Black and White



"If your eye is generous, your whole being is full of light!" Jesus

I don't do a lot of black and white photography. I prefer the world as God made it...full of rich color and tone. Once in a while however, now that it is easy to produce high quality B&W conversions in software, after the fact so to speak, I am inspired to try a black and white rendition of one of my shots. I have taken this little exposed section of birch root many times, in many seasons, and I was tempted to try again yesterday. In color it is one of my better attempts, and I had to wonder what it would be like in B&W. Polarr has a whole set of B&W conversion filters, based on the performance of 1930's, large format, black and white film.
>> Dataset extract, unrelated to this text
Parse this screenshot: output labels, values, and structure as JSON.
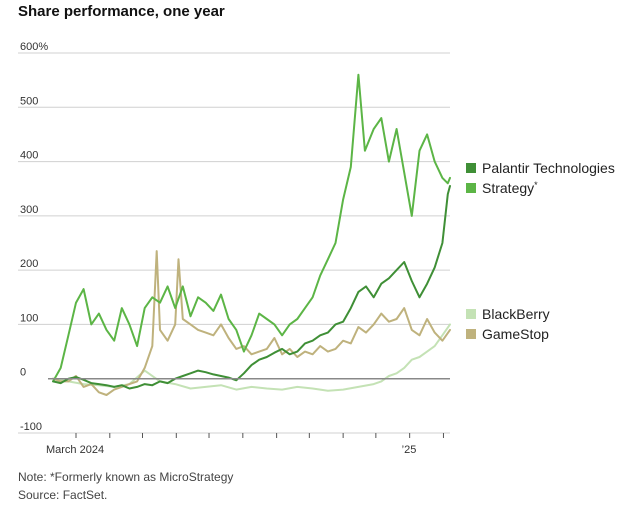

I ran through them, testing the effects, and really liked this one.

Photographers (and just regular folk, I guess) who like b&w say that it strips the world down to its basic, underlying structure, and reveals shape and form and texture that we miss in the riot of color. I think they might feel that b&w is somehow more artistic than a color rendition of the same scene...not just reproducing the world around us, but offering a definite interpretation...showing more than the average eye sees.
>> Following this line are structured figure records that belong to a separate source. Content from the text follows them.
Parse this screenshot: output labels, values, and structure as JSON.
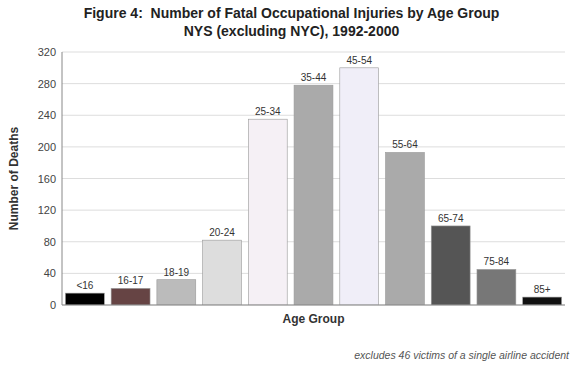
{
  "chart_data": {
    "type": "bar",
    "title": "Figure 4:  Number of Fatal Occupational Injuries by Age Group",
    "subtitle": "NYS (excluding NYC), 1992-2000",
    "x_label": "Age Group",
    "y_label": "Number of Deaths",
    "annotations": [
      "excludes 46 victims of a single airline accident"
    ],
    "categories": [
      "<16",
      "16-17",
      "18-19",
      "20-24",
      "25-34",
      "35-44",
      "45-54",
      "55-64",
      "65-74",
      "75-84",
      "85+"
    ],
    "values": [
      15,
      21,
      32,
      82,
      235,
      278,
      300,
      193,
      100,
      45,
      10
    ],
    "colors": [
      "#000000",
      "#664444",
      "#bbbbbb",
      "#dddddd",
      "#f5f0f5",
      "#aaaaaa",
      "#f0eef8",
      "#aaaaaa",
      "#555555",
      "#777777",
      "#111111"
    ],
    "ylim": [
      0,
      320
    ],
    "yticks": [
      0,
      40,
      80,
      120,
      160,
      200,
      240,
      280,
      320
    ],
    "grid": true,
    "tick_labels": "y"
  }
}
This collection is all about the generous eye...the one that sees God in everything...that sees form and structure and texture in the light of Holy Spirit, the spirit of creation. In a way what the generous eye sees is as different from commonly excepted reality...from what we expect to see of the world...as a black and white image is from color. And like the most generous interpretation of a black and white image, the generous eye always sees through to the underlying reality that is all spirit...the living substance, the loving life, that forms the core of common experience...the light within like the glow within a burning coal. 

May your eye be generous this and every day. Happy Sunday!